Dopingforscher über Schwimmrekorde: "Die Leistungen werfen Fragen auf"

Für Dopingforscher Wilhelm Schänzer sind die im Water Cube von Peking gezeigten Leistungen anzuerkennen - bis das Gegenteil bewiesen ist.

Kann ein ungedopter Mensch so schnell schwimmen? Bild: dpa

WILHELM SCHÄNZER, 56, leitet das Institut für Biochemie an der Deutschen Sporthochschule Köln. Das IOC-akkreditierte Labor gehört zu den weltweit führenden Einrichtungen der Dopinganalytik und hat viele der heute international üblichen Kontrollmethoden entwickelt.

taz: Herr Schänzer, Michael Phelps gewinnt bisher alle seine Rennen mit Weltrekordzeiten und verbessert diese deutlich. Ist das noch durch optimiertes Training zu erklären?

Wilhelm Schänzer: Man muss davon ausgehen, dass Technik, Training und individuelle Konstitution die Faktoren für die Erfolge sind. Natürlich machen die Zeiten einen stutzig. Die Leistungen sind gewaltig und werfen Fragen auf.

Welche Fragen?

Man müsste prüfen, wie oft die Sportler getestet wurden. Außerdem wissen wir, dass es Wirkstoffe gibt, die bei Tieren zu massiven Leistungssteigerungen geführt haben. Ob die beim Menschen auch in der Form wirken und ob sie überhaupt eingesetzt werden, ist mir allerdings nicht bekannt.

Welche Wirkstoffe sind das?

Präparate, die den Sauerstofftransport verbessern und somit die Muskeln optimal versorgen. Darüber hinaus ist das Doping mit Eigenblut und Insulinen kaum nachweisbar.

Was bewirken Insuline?

Sie verkürzen die Regenerationszeit.

Sind sie nicht nachweisbar?

Für synthetisches Insulin existiert ein Testverfahren, das allerdings bei den Olympischen Spielen nicht eingesetzt wird. Humaninsulin ist noch nicht nachweisbar.

Warum wird der Test nicht angewandt?

Das IOC geht davon aus, dass der Test noch nicht zugelassen ist. Die Zulassung hätte man sicherlich forcieren können.

Wären Insuline dann nicht optimal für einen Phelps, der viele Wettkämpfe hintereinander bestreitet?

Ja. Aber ich will nicht spekulieren. Man muss und sollte seine Leistung momentan einfach anerkennen.

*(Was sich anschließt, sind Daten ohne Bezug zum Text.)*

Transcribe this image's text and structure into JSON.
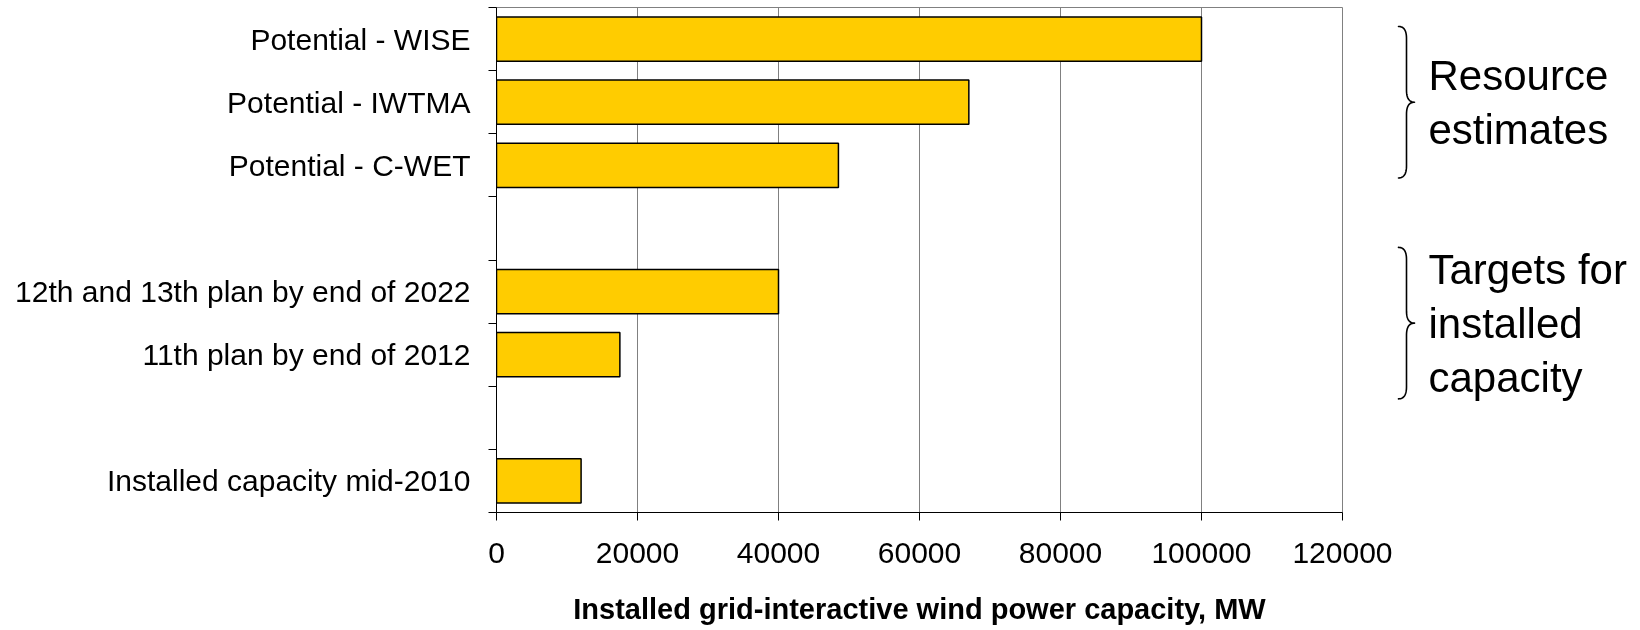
{
  "chart_data": {
    "type": "bar",
    "orientation": "horizontal",
    "categories": [
      "Potential - WISE",
      "Potential - IWTMA",
      "Potential - C-WET",
      null,
      "12th and 13th plan by end of 2022",
      "11th plan by end of 2012",
      null,
      "Installed capacity mid-2010"
    ],
    "values": [
      100000,
      67000,
      48500,
      null,
      40000,
      17500,
      null,
      12000
    ],
    "color": "#ffcc00",
    "xlim": [
      0,
      120000
    ],
    "xticks": [
      0,
      20000,
      40000,
      60000,
      80000,
      100000,
      120000
    ],
    "xlabel": "Installed grid-interactive wind power capacity, MW",
    "grid": "x",
    "annotations": [
      "Resource estimates",
      "Targets for installed capacity"
    ]
  }
}
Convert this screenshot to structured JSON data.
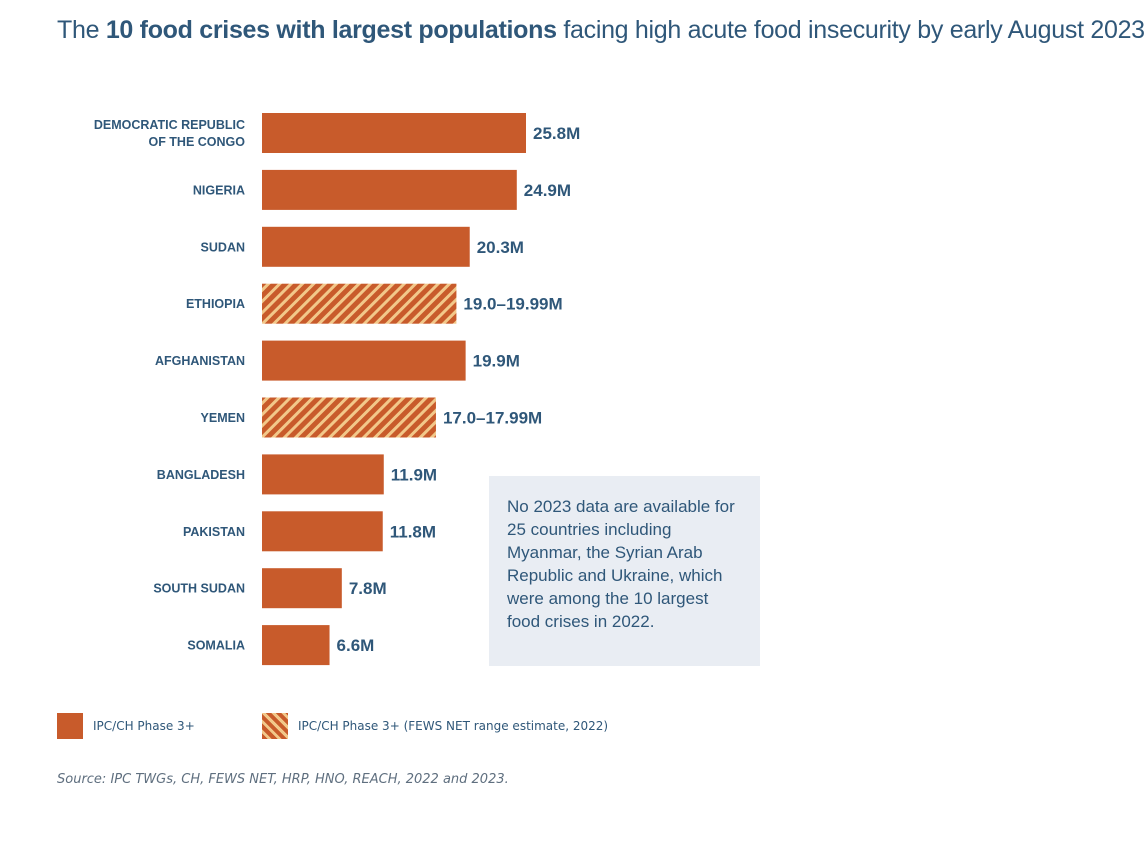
{
  "title_parts": {
    "pre": "The ",
    "bold": "10 food crises with largest populations",
    "post": " facing high acute food insecurity by early August 2023"
  },
  "chart_data": {
    "type": "bar",
    "orientation": "horizontal",
    "title": "The 10 food crises with largest populations facing high acute food insecurity by early August 2023",
    "categories": [
      [
        "DEMOCRATIC REPUBLIC",
        "OF THE CONGO"
      ],
      [
        "NIGERIA"
      ],
      [
        "SUDAN"
      ],
      [
        "ETHIOPIA"
      ],
      [
        "AFGHANISTAN"
      ],
      [
        "YEMEN"
      ],
      [
        "BANGLADESH"
      ],
      [
        "PAKISTAN"
      ],
      [
        "SOUTH SUDAN"
      ],
      [
        "SOMALIA"
      ]
    ],
    "values": [
      25.8,
      24.9,
      20.3,
      19.0,
      19.9,
      17.0,
      11.9,
      11.8,
      7.8,
      6.6
    ],
    "value_labels": [
      "25.8M",
      "24.9M",
      "20.3M",
      "19.0–19.99M",
      "19.9M",
      "17.0–17.99M",
      "11.9M",
      "11.8M",
      "7.8M",
      "6.6M"
    ],
    "estimate": [
      false,
      false,
      false,
      true,
      false,
      true,
      false,
      false,
      false,
      false
    ],
    "unit": "millions of people",
    "xlim": [
      0,
      25.8
    ],
    "grid": false,
    "colors": {
      "solid": "#c85b2b",
      "hatch_light": "#f2c88a",
      "text": "#2f5779"
    }
  },
  "note": "No 2023 data are available for 25 countries including Myanmar, the Syrian Arab Republic and Ukraine, which were among the 10 largest food crises in 2022.",
  "legend": {
    "solid": "IPC/CH Phase 3+",
    "hatch": "IPC/CH Phase 3+ (FEWS NET range estimate, 2022)"
  },
  "source": "Source: IPC TWGs, CH, FEWS NET, HRP, HNO, REACH, 2022 and 2023."
}
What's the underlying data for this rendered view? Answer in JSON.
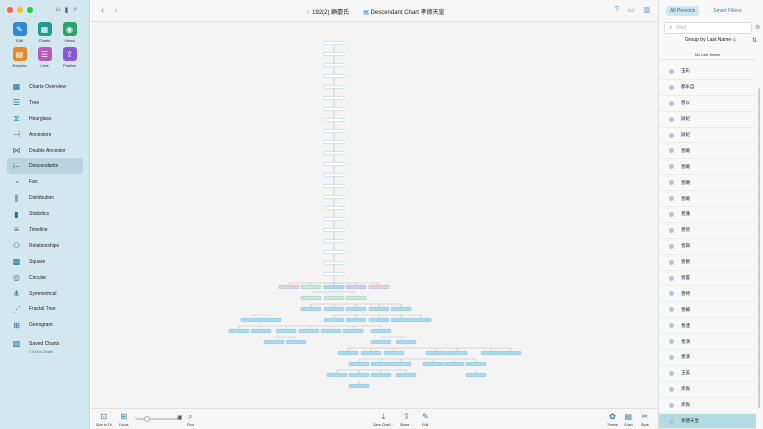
{
  "sidebar": {
    "grid": [
      {
        "label": "Edit",
        "icon": "pencil-icon",
        "color": "#2f8ad0"
      },
      {
        "label": "Charts",
        "icon": "charts-icon",
        "color": "#1f9a8c"
      },
      {
        "label": "Views",
        "icon": "eye-icon",
        "color": "#2aa36b"
      },
      {
        "label": "Reports",
        "icon": "reports-icon",
        "color": "#e08a2c"
      },
      {
        "label": "Lists",
        "icon": "lists-icon",
        "color": "#b55ab8"
      },
      {
        "label": "Publish",
        "icon": "publish-icon",
        "color": "#8757d6"
      }
    ],
    "items": [
      {
        "label": "Charts Overview",
        "icon": "grid-icon",
        "glyph": "▦"
      },
      {
        "label": "Tree",
        "icon": "tree-icon",
        "glyph": "☰"
      },
      {
        "label": "Hourglass",
        "icon": "hourglass-icon",
        "glyph": "⧖"
      },
      {
        "label": "Ancestors",
        "icon": "ancestors-icon",
        "glyph": "⊣"
      },
      {
        "label": "Double Ancestor",
        "icon": "double-ancestor-icon",
        "glyph": "⋈"
      },
      {
        "label": "Descendants",
        "icon": "descendants-icon",
        "glyph": "⊢",
        "active": true
      },
      {
        "label": "Fan",
        "icon": "fan-icon",
        "glyph": "◔"
      },
      {
        "label": "Distribution",
        "icon": "distribution-icon",
        "glyph": "⫼"
      },
      {
        "label": "Statistics",
        "icon": "statistics-icon",
        "glyph": "▮"
      },
      {
        "label": "Timeline",
        "icon": "timeline-icon",
        "glyph": "≡"
      },
      {
        "label": "Relationships",
        "icon": "relationships-icon",
        "glyph": "⚇"
      },
      {
        "label": "Square",
        "icon": "square-icon",
        "glyph": "▩"
      },
      {
        "label": "Circular",
        "icon": "circular-icon",
        "glyph": "◎"
      },
      {
        "label": "Symmetrical",
        "icon": "symmetrical-icon",
        "glyph": "⋔"
      },
      {
        "label": "Fractal Tree",
        "icon": "fractal-tree-icon",
        "glyph": "⋰"
      },
      {
        "label": "Genogram",
        "icon": "genogram-icon",
        "glyph": "⊞"
      }
    ],
    "saved": {
      "label": "Saved Charts",
      "sub": "0 Saved Charts",
      "icon": "saved-charts-icon"
    }
  },
  "topbar": {
    "back_icon": "chevron-left-icon",
    "forward_icon": "chevron-right-icon",
    "person": "192(2) 顧慶氏",
    "chart_title": "Descendant Chart 孝德天皇"
  },
  "bottombar": {
    "size_to_fit": "Size to Fit",
    "focus": "Focus",
    "find": "Find",
    "share_chart": "Save Chart…",
    "share": "Share…",
    "edit": "Edit",
    "theme": "Theme",
    "chart": "Chart",
    "style": "Style"
  },
  "rpanel": {
    "all_persons": "All Persons",
    "smart_filters": "Smart Filters",
    "search_placeholder": "Find",
    "group_by": "Group by Last Name ◇",
    "list_header": "No Last Name",
    "persons": [
      "玉彩",
      "都牟自",
      "善以",
      "屏紀",
      "屏紀",
      "善繼",
      "善繼",
      "善顯",
      "善繼",
      "善蓮",
      "善悟",
      "善興",
      "善爵",
      "善置",
      "善特",
      "善輔",
      "善連",
      "善演",
      "善演",
      "玉美",
      "孝爽",
      "孝爽",
      "孝德天皇"
    ],
    "selected_index": 22
  },
  "colors": {
    "accent": "#2d82b4",
    "node_blue": "#a8daf0",
    "node_pink": "#f3c9d6",
    "node_green": "#c7ecd2",
    "node_purple": "#d6c7ef",
    "node_plain": "#ffffff"
  }
}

Auffällig bei Schwimmern wie Phelps oder dem Australier Ian Thorpe ist die ähnliche Physiognomie: Große Hände und Füße. Lässt so etwas auf Doping mit Wachstumshormonen schließen?

Nein. Das ist zumindest sehr spekulativ. Wachstumshormone werden schon lange im Leistungssport eingesetzt. Deswegen denke ich, dass sie solche Leistungssteigerungen nicht bewirken können. Außerdem haben die Australier und die USA mittlerweile ein sehr gutes Kontrollnetz. Das ist ja nicht wie in China, wo die internationalen Kontrolleure nur schwer an die Sportler herankommen.

Was könnten Wachstumshormone denn bewirken?

Wir wissen von Dopingpraktiken im Radsport, dass Wachtumshormone in Verbindung mit Insulinen eingesetzt werden. Insulin führt zu einer optimalen Füllung der Glykogenspeicher in den Muskeln. Ob das jedoch auf den relativ kurzen Schwimmstrecken etwas bringt? Ich weiß es nicht.